Noventa anos
Hoje, dia 28 de dezembro de 2011, meu pai completa noventa anos.
Contemplando seu semblante sereno, fico a pensar se ainda há lembranças atrás de seus olhos, hoje baços e avermelhados, e que outrora foram azuis e luminosos...
Quanta vida houve nesse corpo hoje debilitado e alquebrado, quanta agilidade nas pernas hoje inertes, quanto trabalho nas mãos ora descoordenadas...
E a cabeça? Quanta coisa criou, quantas palavras bonitas escreveu... Quantos planos, quantos sonhos houve que só ele teve conhecimento, quanta preocupação pela família que dele dependia... Quantos desses sonhos terá realizado? Quanta alegria essa família lhe trouxe, fruto de sua dedicação e exemplo?
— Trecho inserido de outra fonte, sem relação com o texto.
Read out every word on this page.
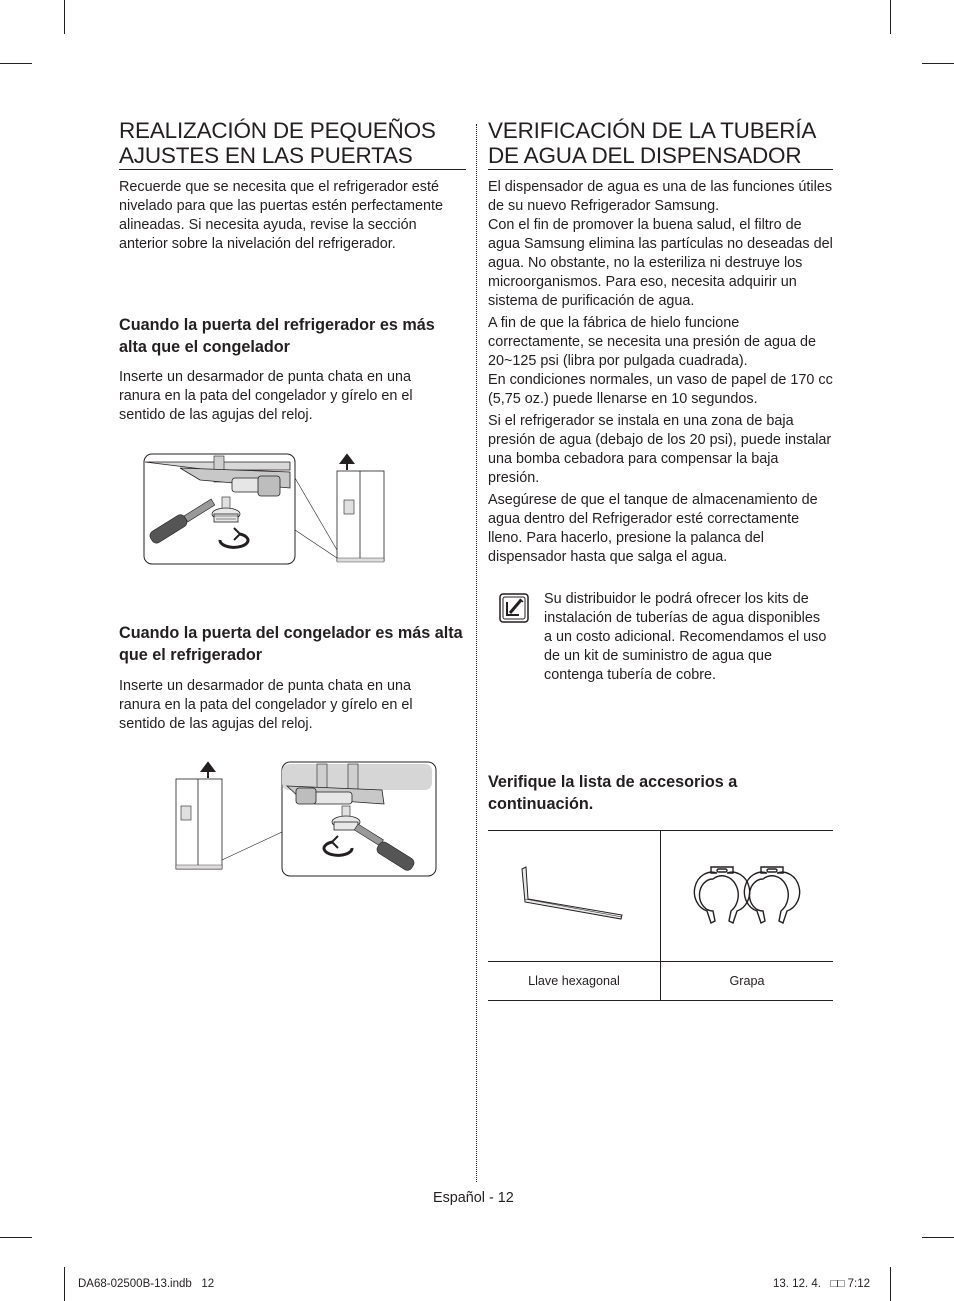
REALIZACIÓN DE PEQUEÑOS
AJUSTES EN LAS PUERTAS
Recuerde que se necesita que el refrigerador esté nivelado para que las puertas estén perfectamente alineadas. Si necesita ayuda, revise la sección anterior sobre la nivelación del refrigerador.
Cuando la puerta del refrigerador es más alta que el congelador
Inserte un desarmador de punta chata en una ranura en la pata del congelador y gírelo en el sentido de las agujas del reloj.
Cuando la puerta del congelador es más alta que el refrigerador
Inserte un desarmador de punta chata en una ranura en la pata del congelador y gírelo en el sentido de las agujas del reloj.
VERIFICACIÓN DE LA TUBERÍA
DE AGUA DEL DISPENSADOR

El dispensador de agua es una de las funciones útiles de su nuevo Refrigerador Samsung.

Con el fin de promover la buena salud, el filtro de agua Samsung elimina las partículas no deseadas del agua. No obstante, no la esteriliza ni destruye los microorganismos. Para eso, necesita adquirir un sistema de purificación de agua.

A fin de que la fábrica de hielo funcione correctamente, se necesita una presión de agua de 20~125 psi (libra por pulgada cuadrada).

En condiciones normales, un vaso de papel de 170 cc (5,75 oz.) puede llenarse en 10 segundos.

Si el refrigerador se instala en una zona de baja presión de agua (debajo de los 20 psi), puede instalar una bomba cebadora para compensar la baja presión.

Asegúrese de que el tanque de almacenamiento de agua dentro del Refrigerador esté correctamente lleno. Para hacerlo, presione la palanca del dispensador hasta que salga el agua.

Su distribuidor le podrá ofrecer los kits de instalación de tuberías de agua disponibles a un costo adicional. Recomendamos el uso de un kit de suministro de agua que contenga tubería de cobre.
Verifique la lista de accesorios a continuación.

Llave hexagonal	Grapa
Español - 12
DA68-02500B-13.indb   12	13. 12. 4.   □□ 7:12
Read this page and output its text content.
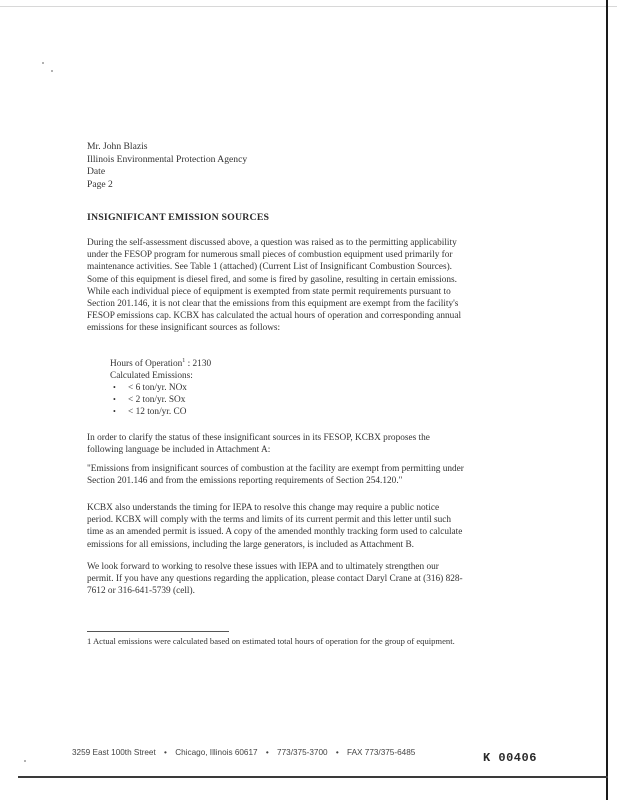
Mr. John Blazis
Illinois Environmental Protection Agency
Date
Page 2
INSIGNIFICANT EMISSION SOURCES
During the self-assessment discussed above, a question was raised as to the permitting applicability under the FESOP program for numerous small pieces of combustion equipment used primarily for maintenance activities. See Table 1 (attached) (Current List of Insignificant Combustion Sources). Some of this equipment is diesel fired, and some is fired by gasoline, resulting in certain emissions. While each individual piece of equipment is exempted from state permit requirements pursuant to Section 201.146, it is not clear that the emissions from this equipment are exempt from the facility's FESOP emissions cap. KCBX has calculated the actual hours of operation and corresponding annual emissions for these insignificant sources as follows:
Hours of Operation$^1$ : 2130
Calculated Emissions:
• < 6 ton/yr. NOx
• < 2 ton/yr. SOx
• < 12 ton/yr. CO
In order to clarify the status of these insignificant sources in its FESOP, KCBX proposes the following language be included in Attachment A:
"Emissions from insignificant sources of combustion at the facility are exempt from permitting under Section 201.146 and from the emissions reporting requirements of Section 254.120."
KCBX also understands the timing for IEPA to resolve this change may require a public notice period. KCBX will comply with the terms and limits of its current permit and this letter until such time as an amended permit is issued. A copy of the amended monthly tracking form used to calculate emissions for all emissions, including the large generators, is included as Attachment B.
We look forward to working to resolve these issues with IEPA and to ultimately strengthen our permit. If you have any questions regarding the application, please contact Daryl Crane at (316) 828-7612 or 316-641-5739 (cell).
1 Actual emissions were calculated based on estimated total hours of operation for the group of equipment.
3259 East 100th Street • Chicago, Illinois 60617 • 773/375-3700 • FAX 773/375-6485	K 00406
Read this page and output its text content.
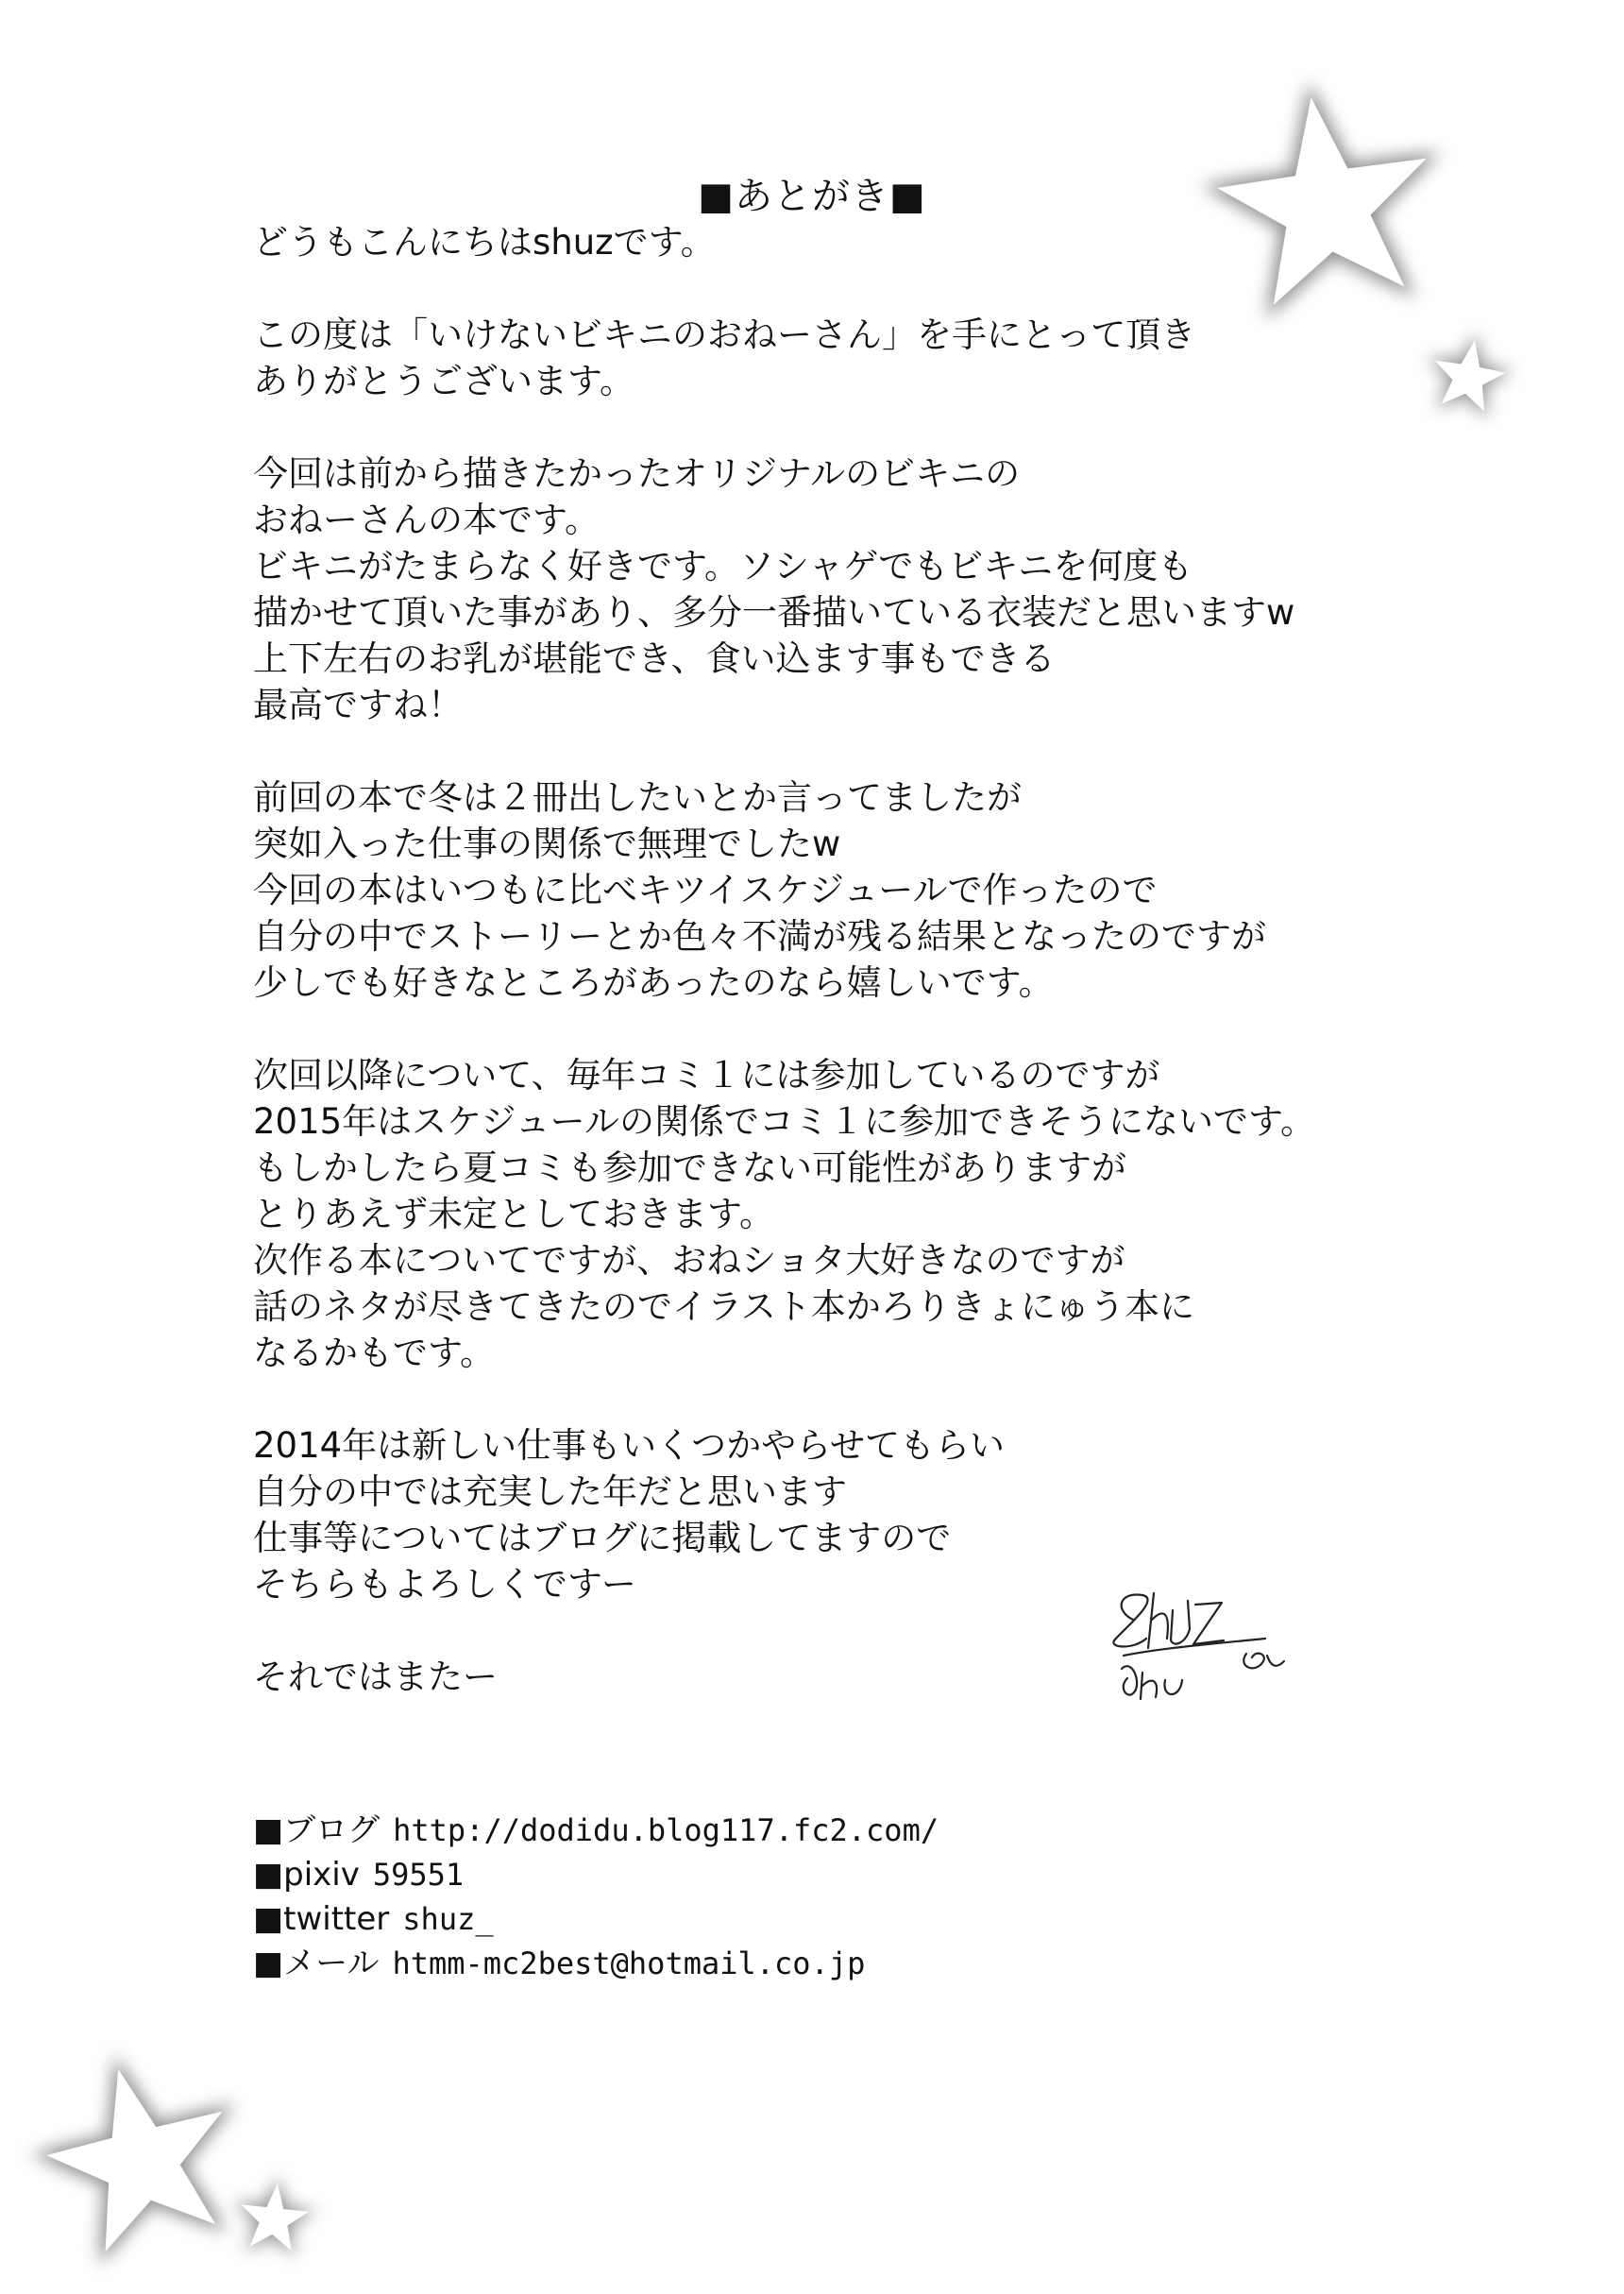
■あとがき■

どうもこんにちはshuzです。

この度は「いけないビキニのおねーさん」を手にとって頂き
ありがとうございます。

今回は前から描きたかったオリジナルのビキニの
おねーさんの本です。
ビキニがたまらなく好きです。ソシャゲでもビキニを何度も
描かせて頂いた事があり、多分一番描いている衣装だと思いますw
上下左右のお乳が堪能でき、食い込ます事もできる
最高ですね！

前回の本で冬は２冊出したいとか言ってましたが
突如入った仕事の関係で無理でしたw
今回の本はいつもに比べキツイスケジュールで作ったので
自分の中でストーリーとか色々不満が残る結果となったのですが
少しでも好きなところがあったのなら嬉しいです。

次回以降について、毎年コミ１には参加しているのですが
2015年はスケジュールの関係でコミ１に参加できそうにないです。
もしかしたら夏コミも参加できない可能性がありますが
とりあえず未定としておきます。
次作る本についてですが、おねショタ大好きなのですが
話のネタが尽きてきたのでイラスト本かろりきょにゅう本に
なるかもです。

2014年は新しい仕事もいくつかやらせてもらい
自分の中では充実した年だと思います
仕事等についてはブログに掲載してますので
そちらもよろしくですー

それではまたー

■ブログ http://dodidu.blog117.fc2.com/
■pixiv 59551
■twitter shuz_
■メール htmm-mc2best@hotmail.co.jp
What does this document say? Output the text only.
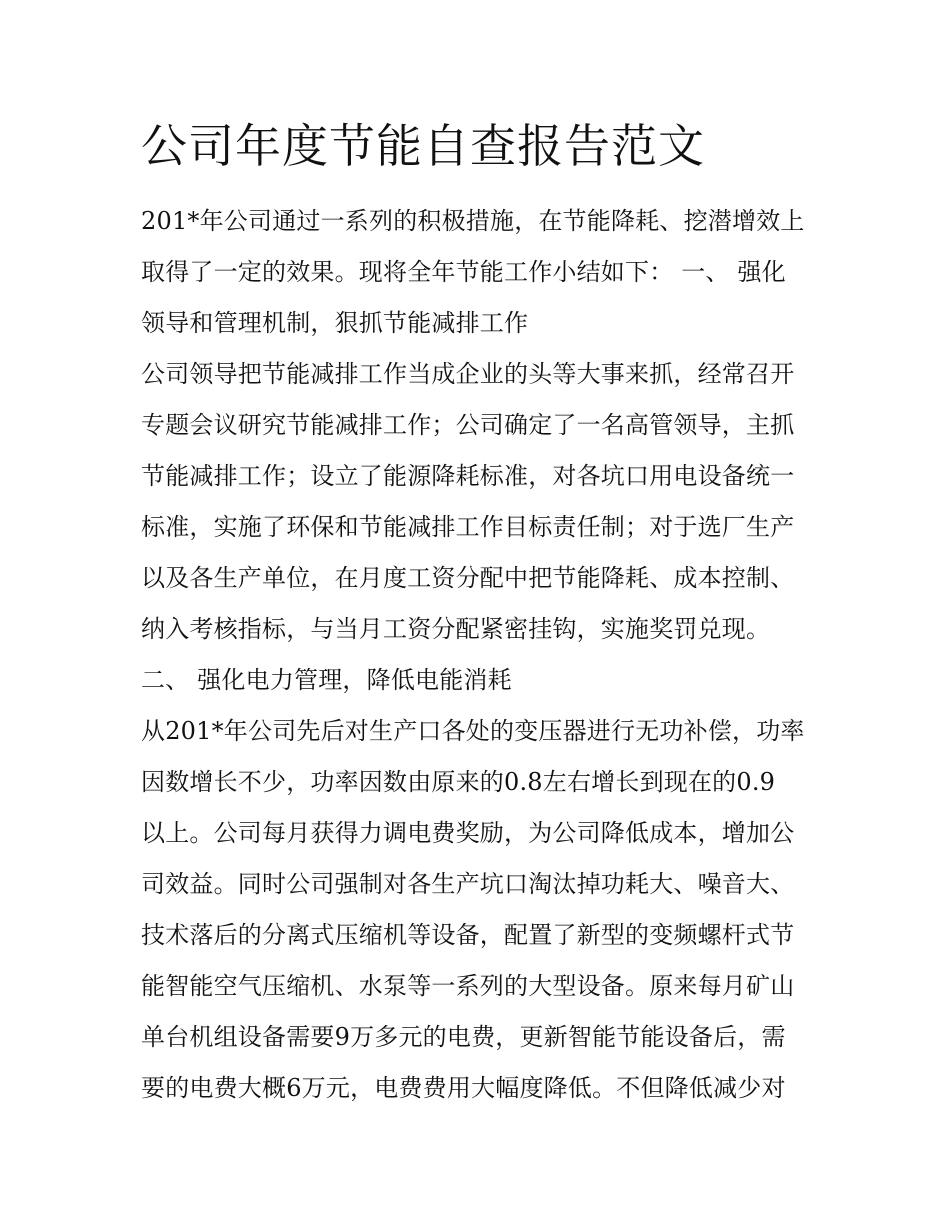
公司年度节能自查报告范文
201*年公司通过一系列的积极措施，在节能降耗、挖潜增效上
取得了一定的效果。现将全年节能工作小结如下： 一、 强化
领导和管理机制，狠抓节能减排工作
公司领导把节能减排工作当成企业的头等大事来抓，经常召开
专题会议研究节能减排工作；公司确定了一名高管领导，主抓
节能减排工作；设立了能源降耗标准，对各坑口用电设备统一
标准，实施了环保和节能减排工作目标责任制；对于选厂生产
以及各生产单位，在月度工资分配中把节能降耗、成本控制、
纳入考核指标，与当月工资分配紧密挂钩，实施奖罚兑现。
二、 强化电力管理，降低电能消耗
从201*年公司先后对生产口各处的变压器进行无功补偿，功率
因数增长不少，功率因数由原来的0.8左右增长到现在的0.9
以上。公司每月获得力调电费奖励，为公司降低成本，增加公
司效益。同时公司强制对各生产坑口淘汰掉功耗大、噪音大、
技术落后的分离式压缩机等设备，配置了新型的变频螺杆式节
能智能空气压缩机、水泵等一系列的大型设备。原来每月矿山
单台机组设备需要9万多元的电费，更新智能节能设备后，需
要的电费大概6万元，电费费用大幅度降低。不但降低减少对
E o coração... Forte até hoje, quantos trancos agüentou? Só sei que muito amou, de sua maneira altruísta, sem nada pedir a ninguém...
Repasso em minha mente as lembranças que temos em comum. As mais remotas são os passeios pela praça, muitas vezes só nós dois, enquanto minha mãe ficava em casa envolvida com os afazeres domésticos. Fizemos pouca coisa juntos, talvez pelo seu temperamento fechado, sempre voltado para o trabalho, talvez pela falta de interesses em comum. Ele dizia-se corintiano, mas nunca foi um torcedor fanático, e talvez por isso não me passou a paixão pelo esporte. Eu herdei da minha mãe a musicalidade, e ele é a pessoa mais anti-musical que conheço! Mas herdei dele a responsabilidade, a seriedade e a honestidade, principalmente em relação ao trabalho. E com a idade, consegui adquirir um pouco de serenidade, sua marca registrada de sempre... Mas mesmo assim, sempre houve a certeza do apoio, do respaldo, da torcida pelo meu sucesso.
O que mais posso dizer deste homem, hoje mais silencioso que sempre, mas mesmo assim ainda dando exemplo de vida, pois é um doente calmo, que não dá trabalho para as pessoas que cuidam dele, não tem as impertinências que seriam próprias da idade...
Foram noventa anos pautados nos exemplos recebidos e talvez nos sofrimentos vividos, pois foi criado sem mãe, estudou em internato, mas sempre tinha gratas recordações dos tempos passados entre os muros do colégio. Sempre foi grato aos irmãos maristas responsáveis por sua formação moral e cultural e passou para seus filhos o reconhecimento pelos mestres. Ensinou-nos sempre a respeitar os mais velhos, e ser atenciosos com eles, principalmente com os tios e tias, que sempre foram suas referências, já que seu pai vivia na fazenda e sua mãe morrera cedo.
Ele formou três filhos, que por seus exemplos, na maioria silenciosos, tornaram-se profissionais e adultos responsáveis.
Foi, à sua maneira, sempre carinhoso com os que o cercavam, tendo às vezes para cada um, uma palavra jocosa criada por ele: “moleca” para minha mãe, “mutreco” para mim, “maçaroca” para minha irmã, “beleleco” para seu neto... Criava seu próprio vocabulário: nunca dizia “estou duro” quando estava sem dinheiro, mas “estou brenó”...
Neste dia, quero dedicar-lhe todo o meu amor e reconhecimento, e desejar-lhe a paz que sempre mereceu!